Ah right I see, so in essentially we've been successful based on the limitations of the inbuilt windows vpn. We both have a 'BT Homehub 3' router which works fine but is fairly limited in functionality. Have been considering getting a dd-wrt buffalo router but will have to do more research into that.

We also did try hamachi but that would only allow me to access each machine hamachi was installed on and would not just give me full access to his network, unless we could somehow bridge them together.
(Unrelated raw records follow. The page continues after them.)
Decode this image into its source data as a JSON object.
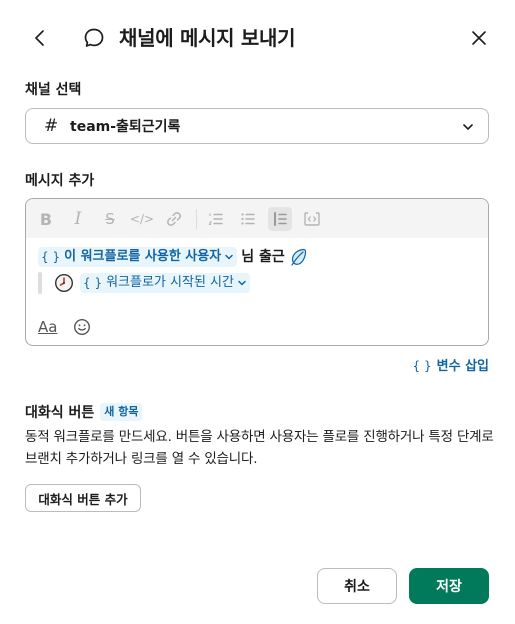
{
  "header": {
    "title": "채널에 메시지 보내기",
    "back_icon": "chevron-left-icon",
    "title_icon": "speech-bubble-icon",
    "close_icon": "close-icon"
  },
  "channel": {
    "label": "채널 선택",
    "hash": "#",
    "value": "team-출퇴근기록"
  },
  "message": {
    "label": "메시지 추가",
    "toolbar_icons": [
      "bold-icon",
      "italic-icon",
      "strikethrough-icon",
      "code-icon",
      "link-icon",
      "ordered-list-icon",
      "bullet-list-icon",
      "blockquote-icon",
      "code-block-icon"
    ],
    "line1": {
      "brace": "{ }",
      "variable": "이 워크플로를 사용한 사용자",
      "text": "님 출근"
    },
    "line2": {
      "brace": "{ }",
      "variable": "워크플로가 시작된 시간"
    },
    "format_label": "Aa",
    "emoji_icon": "smile-icon"
  },
  "insert_variable": {
    "brace": "{ }",
    "label": "변수 삽입"
  },
  "interactive_button": {
    "title": "대화식 버튼",
    "badge": "새 항목",
    "description": "동적 워크플로를 만드세요. 버튼을 사용하면 사용자는 플로를 진행하거나 특정 단계로 브랜치 추가하거나 링크를 열 수 있습니다.",
    "add_label": "대화식 버튼 추가"
  },
  "footer": {
    "cancel_label": "취소",
    "save_label": "저장"
  },
  "colors": {
    "accent_green": "#007a5a",
    "link_blue": "#1264a3",
    "chip_bg": "#e8f5fa"
  }
}
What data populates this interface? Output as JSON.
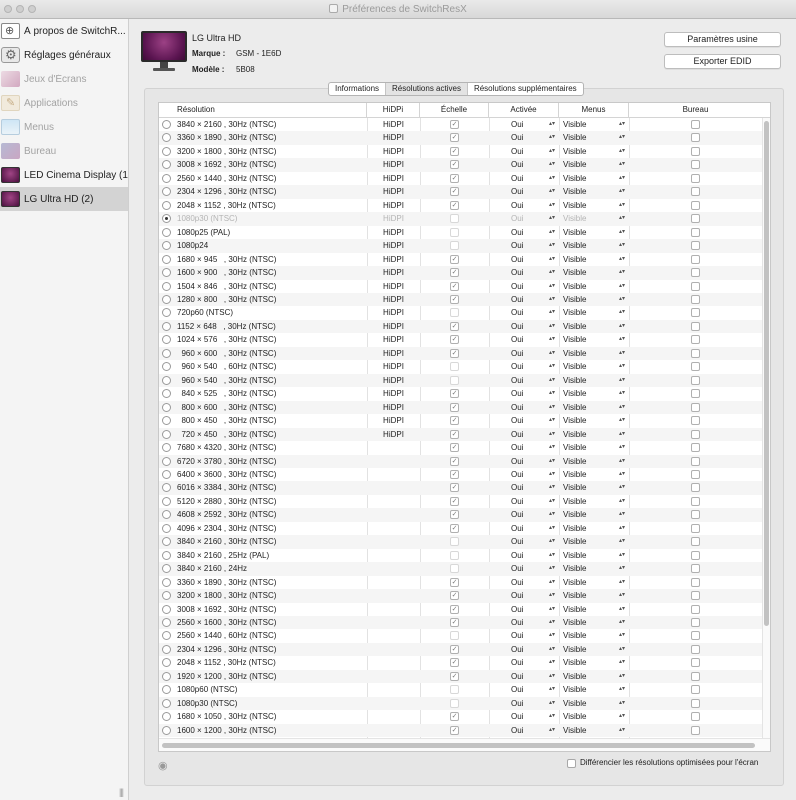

Reason I'd need full access would be due to filestorage his end on a Netgear ReadyNas Duo and there is not hamachi addon for that device.

[+BudMan MVC]

hamachi can be used as full blown site to site if you want.

http://community.spiceworks.com/how_to/show/2299

All you need is devices that can get to each others network, and then the correct routing between them. Must easier if done at the gateway, but can be done on boxes inside - just need to let your other boxes know how to get to that network, can be done on your router if yours supports adding routes. If not you would have to put the routes on each box you wanted to be able to get to the other network, be it as a server or a client.